WordPress – Understanding its True Vulnerability
Everyday we manage thousands of clients running a wide range of applications, built across a number of different platforms. It should be of no surprise that a good number of them leverage the WordPress platform. This in itself can lead folks to scream from the mountain tops of the applications insecurities, we’re here to say that is just not so.
With Popularity Comes A Target
Many know, but yet many more don’t, that WordPress dominates rival CMS applications by significant margins. We are not saying this in terms of functionality or breadth, but rather by end-user adoption. We will not dabble with why and how it has accomplished this, but rather on what this means to you, the end-user.
As you would expect, with its established fame also comes attention. Unfortunately, on the web, this also means attention from the underbelly of the virtual domain, black-hat hacker’s intent on turning something good into something evil.
Why Focus on WordPress?
It’s simple, it is widely adopted and the ability to reach millions far exceeds the time and energy required on other applications.
So WordPress is Vulnerable?
It is our opinion that anything that lives on the web becomes vulnerable with time. That being said, at this time, we don’t find WordPress, version 3.3.1 to be the root cause of the infections we see every day. This is not the same of older versions, but that is to be expected with any platform, to think otherwise is foolish. It is also one of the reasons updates are so important.
The WordPress core development team and review process has matured tremendously over the years, such that they deserve accolades for their ability to push timely patches when security issues are identified. Although inefficiencies still exist in a number of areas, the greater issue we want to focus on is the end-user responsibilities.
Why so Many Infected WordPress Sites Then?
Today what we find is that no longer is the application the true cause, the paradigm has shifted, and now the end-user is often the vulnerability.
The Webmaster of Today
We are in the age of websites for all, for a low yearly fee of $34.99, and easy hosting plans starting at $5.99 a month. It is no longer necessary to hire development firms to offer overqualified resources to apply updates and make content changes. Pffff, I can do that myself. What is an update anyway?
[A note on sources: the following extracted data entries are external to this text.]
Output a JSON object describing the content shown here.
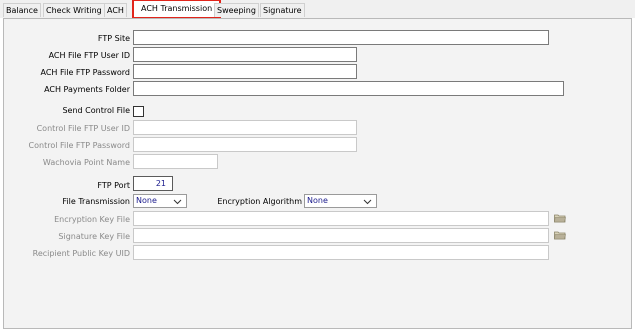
{
  "tabs": [
    {
      "label": "Balance"
    },
    {
      "label": "Check Writing"
    },
    {
      "label": "ACH"
    },
    {
      "label": "ACH Transmission"
    },
    {
      "label": "Sweeping"
    },
    {
      "label": "Signature"
    }
  ],
  "form": {
    "ftp_site": {
      "label": "FTP Site",
      "value": ""
    },
    "ach_user": {
      "label": "ACH File FTP User ID",
      "value": ""
    },
    "ach_password": {
      "label": "ACH File FTP Password",
      "value": ""
    },
    "ach_folder": {
      "label": "ACH Payments Folder",
      "value": ""
    },
    "send_control": {
      "label": "Send Control File",
      "checked": false
    },
    "control_user": {
      "label": "Control File FTP User ID",
      "value": ""
    },
    "control_password": {
      "label": "Control File FTP Password",
      "value": ""
    },
    "wachovia": {
      "label": "Wachovia Point Name",
      "value": ""
    },
    "ftp_port": {
      "label": "FTP Port",
      "value": "21"
    },
    "file_transmission": {
      "label": "File Transmission",
      "value": "None"
    },
    "encryption_algorithm": {
      "label": "Encryption Algorithm",
      "value": "None"
    },
    "encryption_key": {
      "label": "Encryption Key File",
      "value": ""
    },
    "signature_key": {
      "label": "Signature Key File",
      "value": ""
    },
    "recipient_key": {
      "label": "Recipient Public Key UID",
      "value": ""
    }
  },
  "icons": {
    "browse": "folder-icon",
    "dropdown": "chevron-down-icon"
  }
}
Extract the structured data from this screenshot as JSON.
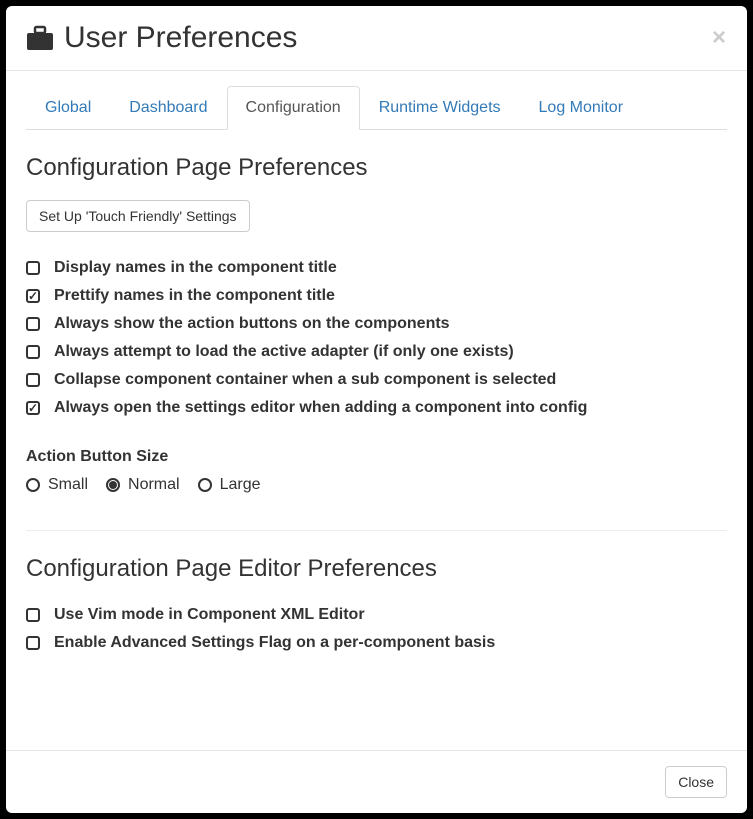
{
  "header": {
    "title": "User Preferences",
    "icon": "briefcase-icon"
  },
  "tabs": [
    {
      "label": "Global",
      "active": false
    },
    {
      "label": "Dashboard",
      "active": false
    },
    {
      "label": "Configuration",
      "active": true
    },
    {
      "label": "Runtime Widgets",
      "active": false
    },
    {
      "label": "Log Monitor",
      "active": false
    }
  ],
  "section1": {
    "title": "Configuration Page Preferences",
    "touch_button_label": "Set Up 'Touch Friendly' Settings",
    "options": [
      {
        "label": "Display names in the component title",
        "checked": false
      },
      {
        "label": "Prettify names in the component title",
        "checked": true
      },
      {
        "label": "Always show the action buttons on the components",
        "checked": false
      },
      {
        "label": "Always attempt to load the active adapter (if only one exists)",
        "checked": false
      },
      {
        "label": "Collapse component container when a sub component is selected",
        "checked": false
      },
      {
        "label": "Always open the settings editor when adding a component into config",
        "checked": true
      }
    ],
    "action_button_size_label": "Action Button Size",
    "sizes": [
      {
        "label": "Small",
        "checked": false
      },
      {
        "label": "Normal",
        "checked": true
      },
      {
        "label": "Large",
        "checked": false
      }
    ]
  },
  "section2": {
    "title": "Configuration Page Editor Preferences",
    "options": [
      {
        "label": "Use Vim mode in Component XML Editor",
        "checked": false
      },
      {
        "label": "Enable Advanced Settings Flag on a per-component basis",
        "checked": false
      }
    ]
  },
  "footer": {
    "close_label": "Close"
  }
}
Unfortunately, as sarcastic as that may sound, it’s the sad truth. Everyday we fight malware, Monday – Sunday, midnight to midnight, and the trend is getting stronger. End-users are sloppy, everyone is anxiously jumping at the opportunity to use an application like WordPress for their blogging and website needs, with little regard to the dangers of the interwebs. When a hack occurs, as is human nature, the first thing is to look at everything but the yourself, in this case WordPress.
Let’s take a minute to look at the top reasons for the infections we see today:
- Poor Credential Management (FTP, SFTP, SSH, WP Admin, Cpanel, DB, etc..)
- Poor System Administration
- Soup Kitchen Server – Housing Test, Staging and Production Sites
- Out of Date Software – PHP, WP, Plugins, Themes, DB
- Lack of Web Knowledge
- Lack of Security Knowledge
- Use of self-proclaimed “experts”
- Cutting Corners – Using unvetted Plugins, Themes and Scripts (Often Infected and housing backdoors)
Everything mentioned above can be easily addressed. By far, one of the worst culprits of infections today is the incredible number of Soup Kitchen servers. The lack of awareness and understanding of the potentials of cross-site contamination is jaw dropping.